- The city of Santa Clara has agreed to pay firefighters $2.7 million over allegations that the municipality miscalculated their overtime rate because it failed to include the cost of certain benefits when calculating overtime pay (Gaffney, et al. v. City of Santa Clara, No. 18-cv-06500 (N.D. Cali. Oct. 17, 2019)).
- The plaintiffs said the city excluded from the regular rate of pay calculation — which is the basis for determining overtime pay — cash payments made to city employees in lieu of health benefits, the city's contribution to the employees' medical premiums and certain types of specialty and overtime pay in violation of a previous ruling by the 9th U.S. Circuit Court of Appeals.
- The plaintiffs also said that during the lawsuit it was discovered that a group of firefighters had additional claims under the Fair Labor Standards Act (FLSA) because of their work as Fire Recruits during fire academy training for several years and that settlement of those claims is included in the agreed upon amount.
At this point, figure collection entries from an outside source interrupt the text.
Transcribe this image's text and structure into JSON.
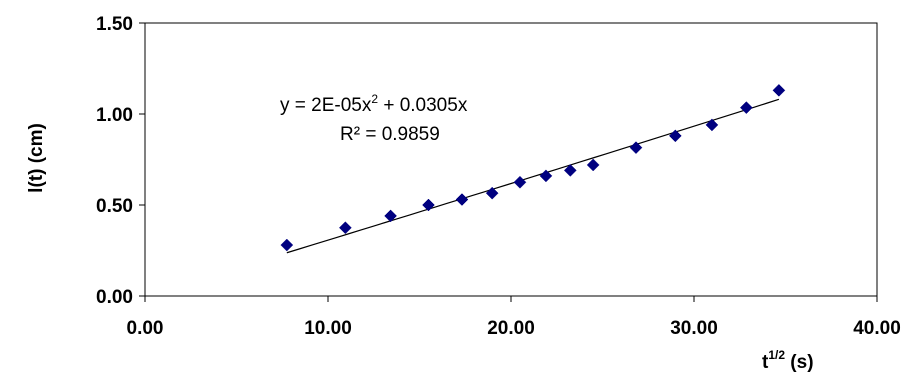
{
  "chart_data": {
    "type": "scatter",
    "title": "",
    "xlabel_base": "t",
    "xlabel_sup": "1/2",
    "xlabel_unit": " (s)",
    "ylabel": "l(t) (cm)",
    "xlim": [
      0,
      40
    ],
    "ylim": [
      0,
      1.5
    ],
    "x_ticks": [
      "0.00",
      "10.00",
      "20.00",
      "30.00",
      "40.00"
    ],
    "y_ticks": [
      "0.00",
      "0.50",
      "1.00",
      "1.50"
    ],
    "grid": false,
    "legend": "none",
    "series": [
      {
        "marker": "diamond",
        "color": "#000080",
        "points": [
          {
            "x": 7.75,
            "y": 0.28
          },
          {
            "x": 10.95,
            "y": 0.375
          },
          {
            "x": 13.42,
            "y": 0.44
          },
          {
            "x": 15.49,
            "y": 0.5
          },
          {
            "x": 17.32,
            "y": 0.53
          },
          {
            "x": 18.97,
            "y": 0.565
          },
          {
            "x": 20.49,
            "y": 0.625
          },
          {
            "x": 21.91,
            "y": 0.66
          },
          {
            "x": 23.24,
            "y": 0.69
          },
          {
            "x": 24.49,
            "y": 0.72
          },
          {
            "x": 26.83,
            "y": 0.815
          },
          {
            "x": 28.98,
            "y": 0.88
          },
          {
            "x": 30.98,
            "y": 0.94
          },
          {
            "x": 32.86,
            "y": 1.035
          },
          {
            "x": 34.64,
            "y": 1.13
          }
        ]
      }
    ],
    "trendline": {
      "type": "polynomial",
      "a": 2e-05,
      "b": 0.0305,
      "x_range": [
        7.75,
        34.64
      ],
      "color": "#000000"
    },
    "annotation": {
      "line1_prefix": "y = 2E-05x",
      "line1_sup": "2",
      "line1_suffix": " + 0.0305x",
      "line2": "R² = 0.9859"
    }
  }
}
The firefighters' lawsuit is based on a 2016 ruling in the 9th Circuit, Flores v. City of San Gabriel, in which the court ruled that the employer improperly excluded from the regular rate of pay payments to workers who opted for cash in lieu of health benefits. The Fair Labor Standards Act generally requires that non-exempt employees receive overtime for hours worked in excess of 40 in a workweek, at the rate of at least one and a half times their regular rate of pay.
However, regular rate of pay doesn't just include an employee's hourly wages — it generally includes all remuneration, with only a few exceptions. Delta Air Lines, Inc. recently agreed to pay $3.5 million to settle class action allegations that it incorrectly calculated overtime pay under California law for certain nonexempt employees. The attorneys in the case noted that California law mirrors the FLSA when calculating the regular rate of pay. The airline was accused of failing to include items such as such as shift differential payments, "Shared Rewards" bonuses, profit-sharing payments and the fair market value of airline passes it provided in calculating employees' regular rate of pay for the purpose of determining overtime premiums.
Changes to what should be included in the regular rate of pay is could be in the works. DOL said in a factsheet published in March that it is looking to "clarify and update the regulations governing the regular rate requirements." Under the new rules, employers would be able to exclude certain items when calculating the regular rate of pay such as the cost of wellness programs, unused leave or reimbursed expenses.